Biden is all set to resurrect the US-Iran Nuclear Deal, lifting sanctions being the first step.
The US Secretary of State, Anthony Blinken has asked the Biden Administration’s envoy, Rob Malley, to set up a negotiating team with divergent views. The task of this team is to find a way to negotiate with Iran in a bid to rejoin the Iran Nuclear Deal. Blinken who spoke to E3 (UK, France, Germany) Foreign Ministers also discussed the Iran issue. Commenting on the meeting, the UK Foreign Secretary, Dominic Raab said: “The E3 and the US discussed how a united approach could address our shared concerns towards Iran”.
Differences over Conditionalities
US President Joe Biden and Blinken have emphatically stated that the US is open to joining the JCPOA/Iran Nuclear Agreement, but cannot do so until Iran fulfills its commitments related to the JCPOA. Iran on the other hand has repeatedly stated, that it would get back to full compliance once the Biden Administration removed economic sanctions. This has been repeatedly stated not just by Hassan Rouhani, but Javad Zarif as well. More recently, Iran’s Supreme Leader Ali Khamenei tweeted: “Iran has fulfilled all its obligations under the 2015 nuclear deal, not the United States and the three European countries… If they want Iran to return to its commitments, the United States must lift all sanctions first.”

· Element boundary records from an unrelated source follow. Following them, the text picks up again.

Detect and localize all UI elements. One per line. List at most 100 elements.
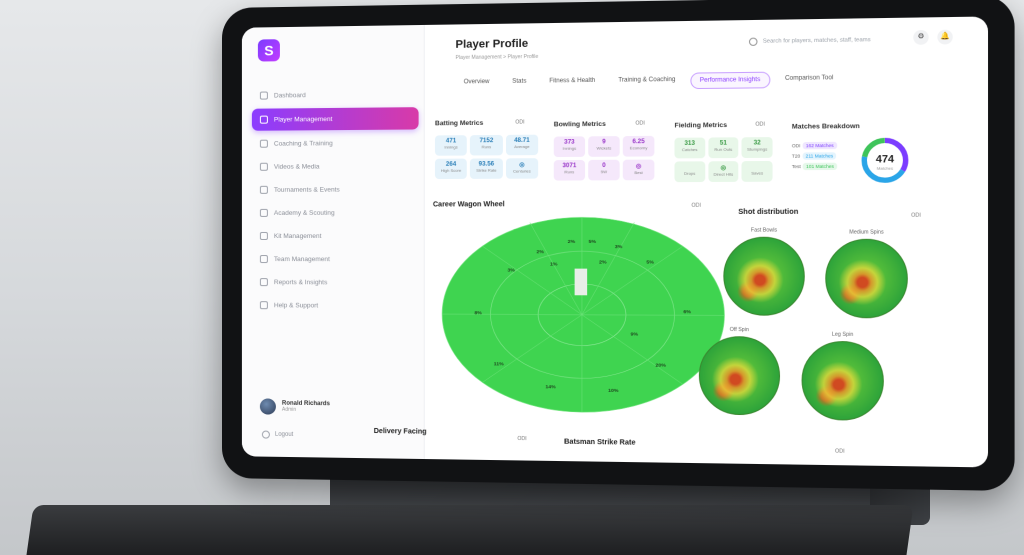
zone-label: 5%: [589, 239, 597, 245]
zone-label: 10%: [608, 388, 619, 394]
fielding-tile: Saves: [742, 161, 773, 182]
main-content: Player Profile Player Management > Playe…: [425, 16, 988, 467]
bowling-tile: 0 5W: [588, 160, 619, 181]
settings-icon[interactable]: ⚙: [913, 30, 928, 45]
fielding-tile: 32 Stumpings: [742, 137, 773, 158]
search-input[interactable]: Search for players, matches, staff, team…: [749, 33, 889, 49]
batting-filter[interactable]: ODI: [515, 119, 524, 125]
zone-label: 20%: [655, 363, 666, 369]
logout-icon: [262, 431, 270, 439]
strike-rate-filter[interactable]: ODI: [835, 448, 845, 454]
sidebar-item-reports[interactable]: Reports & Insights: [252, 272, 419, 293]
sidebar-item-coaching[interactable]: Coaching & Training: [252, 132, 419, 153]
bowling-tile: 9 Wickets: [588, 136, 619, 157]
zone-label: 1%: [550, 261, 558, 267]
zone-label: 2%: [568, 239, 576, 245]
user-profile[interactable]: Ronald Richards Admin: [260, 398, 330, 415]
batting-tile: 264 High Score: [435, 159, 467, 179]
zone-label: 8%: [474, 310, 482, 316]
batting-tile: 7152 Runs: [470, 135, 502, 156]
zone-label: 5%: [646, 259, 654, 265]
page-title: Player Profile: [455, 38, 528, 51]
app-logo[interactable]: S: [258, 39, 280, 61]
user-role: Admin: [282, 407, 330, 414]
fielding-tiles: 313 Catches 51 Run Outs 32 Stumpings Drops …: [674, 137, 772, 182]
bowling-filter[interactable]: ODI: [635, 120, 644, 126]
shot-item-off-spin: Off Spin: [698, 327, 781, 416]
batting-metrics-card: Batting Metrics ODI 471 Innings 7152 Runs …: [435, 119, 538, 179]
fielding-filter[interactable]: ODI: [755, 122, 765, 128]
tab-training[interactable]: Training & Coaching: [610, 73, 684, 90]
fielding-tile: ◎ Direct Hits: [708, 161, 739, 182]
team-icon: [260, 255, 268, 263]
logout-button[interactable]: Logout: [262, 431, 293, 439]
wagon-wheel: 3% 2% 1% 2% 5% 3% 5% 2% 8% 6% 11% 14% 10…: [437, 212, 730, 419]
bowling-tile: 6.25 Economy: [623, 136, 655, 157]
bowling-metrics-card: Bowling Metrics ODI 373 Innings 9 Wickets …: [554, 120, 655, 180]
user-icon: [260, 116, 268, 124]
zone-label: 3%: [507, 267, 515, 273]
video-icon: [260, 163, 268, 171]
batting-tile: 48.71 Average: [506, 135, 538, 156]
direct-hit-icon: ◎: [711, 164, 735, 171]
matches-donut: 474 Matches: [859, 135, 911, 186]
search-icon: [260, 209, 268, 217]
shot-distribution-title: Shot distribution: [738, 209, 798, 216]
heatmap: [802, 341, 884, 421]
tab-overview[interactable]: Overview: [455, 75, 497, 92]
heatmap: [825, 239, 908, 319]
avatar: [260, 398, 276, 414]
batting-tiles: 471 Innings 7152 Runs 48.71 Average 264 High…: [435, 135, 538, 179]
sidebar-item-academy[interactable]: Academy & Scouting: [252, 202, 419, 223]
tablet: S Dashboard Player Management Coaching &…: [222, 0, 1015, 491]
help-icon: [260, 301, 268, 309]
zone-label: 9%: [631, 331, 639, 337]
sidebar-item-dashboard[interactable]: Dashboard: [252, 84, 419, 106]
batting-tile: 471 Innings: [435, 135, 467, 156]
sidebar: S Dashboard Player Management Coaching &…: [242, 25, 425, 459]
tab-bar: Overview Stats Fitness & Health Training…: [455, 71, 842, 92]
bell-icon[interactable]: 🔔: [937, 30, 952, 45]
shot-item-leg-spin: Leg Spin: [800, 331, 884, 420]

The decision to engage with Foreign Ministers of E3, and to set up a negotiating team with Iran came days after putting on hold US defense agreements signed with the UAE and Saudi Arabia. These agreements were signed by the Trump Administration. The move came the day after Biden’s announcement that the US would end support to Saudi Arabia in Yemen, which makes it all the more significant. Many observers had predicted that the Biden Administration’s approach to the Middle East would be very different from Trump’s, whose Iran policy was influenced by GCC countries, especially Saudi Arabia and Israel.
Hurdles in Rejoining JCPOA
While it may not be possible for the US to return to the Iran nuclear deal, Washington is trying to find out ways to ease the economic pressure on Iran. This includes IMF assistance for fighting the coronavirus and also easing out sanctions which have obstructed international pandemic-related assistance from coming into Iran. The initiative will definitely ease tensions as senior Iranian officials had accused the previous administration of sanctions that were highly “obstructing” in nature.
Iran’s economy has taken a major hit, including a major depreciation of the currency, as a result of the sanctions. The Hassan Rouhani government has repeatedly stated that its fight against the coronavirus has been impacted by US sanctions. On the other hand, the Iranian economy is trying to adapt to the challenges, and many Iranian companies have tried to compensate for the exit of international companies by ramping up domestic production.
Watch: Biden’s rejoining of the Iran Nuclear Deal won’t be easy or fast
Apart from US allies who are keen to get the US back on board the JCPOA, there are a host of other concerns. IAEA has raised the red flag with regard to Iran increasing its uranium enrichment in violation of the JCPOA. It would be pertinent to point out that Iran’s Parliament had passed a law, which was also approved by Iran’s Guardian Council watchdog body, that if economic sanctions on Iran were not removed by February 21, 2021, the middle-east country would be compelled to increase its uranium enrichment and will also suspend UN nuclear watchdog inspectors.
Iranian Foreign Minister, Javad Zarif in a media interview also pointed to the need for getting back on the JCPOA highlighting both the bill and the fact that elections are months away: ‘Time is running out for the Americans, both because of the parliament bill and the election atmosphere that will follow the Iranian New Year’
US would also keep a note of the fact that Iranian hardliners have become emboldened as a consequence of Trump’s aggressive and hostile stance vis-à-vis the country. As a result, the moderates find themselves in a corner and are eager for the return to the Iran nuclear agreement unconditionally.
The Biden Truce
While it is true that getting back on the JCPOA is not likely to be easy given domestic pressures as well as the geopolitics of the Middle East. For instance, while the US may have announced the withdrawal of its support to Saudi for the Yemen Conflict, President Biden also stated in his address to the US State Department, that the US will protect Saudi Arabia from Iranian threats. Quoting the US President: ‘Saudi Arabia faces missile attacks, UAV strikes, and other threats from Iranian-supplied forces in multiple countries. We’re going to continue to support and help Saudi Arabia defend its sovereignty and its territorial integrity and its people’.
It is clear that the Biden Administration is exploring ways through which Iran’s economic challenges can be eased. This will give room, the much-needed political space to the Hassan Rouhani government, essential for blunting the agenda of hardliners in Iran. The decision by Blinken to set up a negotiating team with Iran as well as the US’ consultations with allies on the Iran issue is an important message to the global community, especially China, that Washington means business.